Quelque temps plus tard, monsieur reçoit sa fameuse facture de 10 756 $. La RAMQ réclame le remboursement des médicaments qu'elle lui a payés depuis deux ans. Il ne répond pas à ce premier avis de la RAMQ. Il reçoit un autre avis, dans lequel la RAMQ l'avise qu'elle peut annuler sa carte d'assurance s'il ne paie pas.

Nathalie Pitre, de la RAMQ : « Il est possible dans ces cas-là qu'on ne renouvelle pas la carte. Mais la personne est informée de la possibilité d'avoir un formulaire qui lui permet de recevoir ses soins quand même ».

La RAMQ lui suggère de refiler la facture de ses médicaments à son nouvel assureur, La Capitale. Cette compagnie d'assurances refuse sa réclamation.

Patrick Bolduc de La Capitale, assurances de personnes : « On débute le paiement à compter de la date où la personne a été assurée, c'est-à-dire qu'il n'y a pas de remboursement pour les réclamations antérieures ».

Pour l'assureur, il aurait fallu que ce malade souscrive dès le départ au plan familial de sa conjointe. Ça lui aurait coûté seulement quelques dizaines de dollars de plus par mois.

 

Le diabétique porte sa cause en appel à la RAMQ

Il attend une réponse depuis maintenant six mois. D'autres citoyens dans la même situation ont pour leur part porté plainte au Protecteur du citoyen. Me Lucie Lavoie, adjointe, Le Protecteur du citoyen : « Ces dossiers sont actuellement sous enquête. […] On leur demandait de rembourser dans les 45 jours. C'est ce que dit la loi sur l'assurance-médicaments. Mais [rembourser] 10 000 $ en 45 jours — on a vu jusqu'à 34 000 $ —, ce n'est pas à la portée de tous, n'est-ce pas? ».

Pour le Protecteur du citoyen, il est clair qu'on n'a pas affaire ici à des fraudeurs. Le problème en cause en est un d'information. Cette situation illustre très bien, selon Me Lavoie, les difficultés qu'a la RAMQ à informer adéquatement la population.

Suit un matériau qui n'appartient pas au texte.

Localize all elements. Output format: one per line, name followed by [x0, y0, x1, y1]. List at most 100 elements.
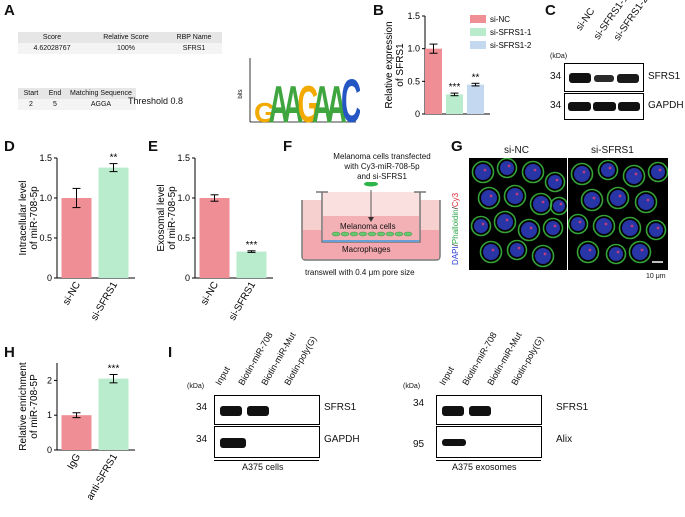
table-header: Relative Score: [86, 32, 166, 43]
stain-phalloidin: Phalloidin: [451, 209, 460, 245]
transwell-diagram: [301, 182, 441, 261]
y-axis-label: of miR-708-5P: [29, 374, 40, 439]
cell-nucleus: [571, 217, 585, 231]
kda-value: 34: [196, 402, 208, 413]
threshold-value: 0.8: [170, 96, 184, 106]
cell-membrane: [477, 186, 501, 210]
cell-membrane: [542, 217, 564, 239]
y-tick-label: 1: [47, 410, 52, 420]
logo-axis-label: bits: [238, 89, 244, 98]
cell-nucleus: [609, 247, 623, 261]
cell-field: [470, 158, 567, 268]
western-band: [594, 75, 614, 82]
table-cell: 4.62028767: [18, 43, 86, 54]
y-axis-label: of miR-708-5p: [167, 186, 178, 250]
table-cell: SFRS1: [166, 43, 222, 54]
cy3-signal: [543, 252, 547, 256]
logo-letter: A: [283, 75, 303, 130]
microscopy-title: si-NC: [504, 145, 529, 156]
cell-membrane: [592, 214, 616, 238]
cell-membrane: [517, 218, 541, 242]
legend-label: si-SFRS1-2: [490, 41, 532, 50]
y-tick-label: 1.5: [177, 153, 190, 163]
bracket-line: [214, 460, 319, 461]
y-tick-label: 0: [415, 109, 420, 119]
cy3-signal: [634, 172, 638, 176]
chart-h: 0 1 2 Relative enrichment of miR-708-5P IgG **…: [18, 362, 135, 503]
cy3-signal: [618, 194, 622, 198]
cell-nucleus: [546, 221, 560, 235]
cell-membrane: [496, 158, 518, 179]
cy3-signal: [608, 166, 612, 170]
stain-legend: DAPI/Phalloidin/Cy3: [451, 193, 460, 265]
table-cell: AGGA: [66, 99, 136, 110]
western-band: [247, 406, 269, 416]
kda-value: 34: [196, 434, 208, 445]
y-tick-label: 0.5: [177, 233, 190, 243]
lower-chamber-label: Macrophages: [342, 245, 391, 254]
bar: [467, 84, 484, 114]
microscopy-image-sinc: [469, 158, 567, 270]
cell-membrane: [521, 160, 545, 184]
y-axis-label: Relative enrichment: [18, 362, 29, 451]
cell-nucleus: [610, 190, 626, 206]
protein-label: SFRS1: [648, 71, 681, 82]
cell-nucleus: [525, 164, 541, 180]
cell-nucleus: [474, 219, 488, 233]
y-tick-label: 1.5: [39, 153, 52, 163]
stain-dapi: DAPI: [451, 246, 460, 265]
cell-membrane: [634, 190, 658, 214]
chart-e-plot: 0 0.5 1.0 1.5 Exosomal level of miR-708-5p si-…: [156, 153, 273, 323]
x-tick-label: si-SFRS1: [89, 280, 120, 323]
cell-nucleus: [632, 244, 648, 260]
blot-i-right-sfrs1: [436, 395, 542, 425]
kda-value: 34: [413, 398, 425, 409]
chart-d: 0 0.5 1.0 1.5 Intracellular level of miR-708-…: [18, 153, 135, 323]
cell-nucleus: [507, 188, 523, 204]
cy3-signal: [507, 164, 511, 168]
bar: [61, 198, 92, 278]
cy3-signal: [658, 168, 662, 172]
legend-swatch: [470, 28, 486, 36]
cy3-signal: [529, 226, 533, 230]
significance-label: **: [110, 153, 118, 164]
cell-membrane: [618, 216, 642, 240]
cell-nucleus: [626, 168, 642, 184]
panel-label-g: G: [451, 138, 463, 155]
western-band: [617, 74, 639, 83]
western-band: [220, 438, 246, 448]
cell-membrane: [503, 184, 527, 208]
logo-letter: A: [327, 75, 347, 130]
cy3-signal: [578, 220, 582, 224]
western-band: [442, 439, 466, 446]
cy3-signal: [481, 222, 485, 226]
x-tick-label: anti-SFRS1: [85, 452, 121, 503]
cell-nucleus: [510, 243, 524, 257]
western-band: [469, 406, 491, 416]
logo-letter: A: [269, 75, 289, 130]
stain-cy3: Cy3: [451, 192, 460, 208]
cell-membrane: [549, 196, 567, 216]
cy3-signal: [505, 218, 509, 222]
panel-label-i: I: [168, 344, 173, 361]
cy3-signal: [592, 196, 596, 200]
cell-membrane: [544, 171, 566, 193]
blot-i-left-gapdh: [214, 426, 320, 458]
blot-i-left-sfrs1: [214, 395, 320, 425]
cy3-signal: [646, 198, 650, 202]
cell-nucleus: [533, 196, 549, 212]
bar: [199, 198, 230, 278]
blot-c-sfrs1: [564, 63, 644, 92]
cy3-signal: [604, 222, 608, 226]
y-axis-label: Exosomal level: [156, 184, 167, 251]
y-tick-label: 0.5: [39, 233, 52, 243]
y-tick-label: 1.0: [407, 44, 420, 54]
table-header: Start: [18, 88, 44, 99]
cell-membrane: [628, 240, 652, 264]
cell-nucleus: [584, 192, 600, 208]
cy3-signal: [656, 226, 660, 230]
cy3-signal: [515, 192, 519, 196]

Le couple affirme qu'il n'avait jamais entendu ni vu de publicité les informant de leurs obligations.

Est-ce qu'il y a eu des campagnes d'information après l'entrée en vigueur du régime en 1997?

Nathalie Pitre, de la RAMQ : « Il n'y a pas eu de campagne d'information après 1997. Par contre, si vous vous rendez à la pharmacie, il existe des dépliants qui informent les gens sur les cotisations ».

Me Lucie Lavoie, du Protecteur du citoyen : « Souvent, ça prend plus qu'un dépliant, ça prend quelque chose qui est continu, ça ne prend pas seulement une information disponible dans l'organisme lui-même. Ça prend une divulgation grande et, surtout, répétée ».

Avant même la fin de son enquête, la protectrice du citoyen n'a pas hésité à intervenir. Elle a déjà fait ses recommandations à la RAMQ.

Me Lucie Lavoie : « Je pense que dans un programme universel aussi technique et aussi complexe, ça prend des campagnes d'information beaucoup plus agressives ».

 

 

Le diabétique de la région de Mirabel considère qu'il a été de bonne foi dans toute cette affaire. « Personne ne m'a dit au départ : "Tu n'y as pas droit". Personne ne m'a dit en chemin de me corriger non plus. » Ce résident de la région de Mirabel a finalement reçu une bonne nouvelle. La RAMQ l'a informé qu'elle acceptait de réduire sa dette. Au lieu des 10 700 $, il doit rembourser 1037 $, soit dix fois moins. Il valait donc la peine d'en appeler de la décision de la RAMQ.

Pendant ce temps, la conjointe de monsieur a perdu son emploi et, du même coup, son assurance-médicaments. Ce qui signifie que le couple doit maintenant s'inscrire au régime public d'assurance-médicaments, en toute légalité cette fois-ci.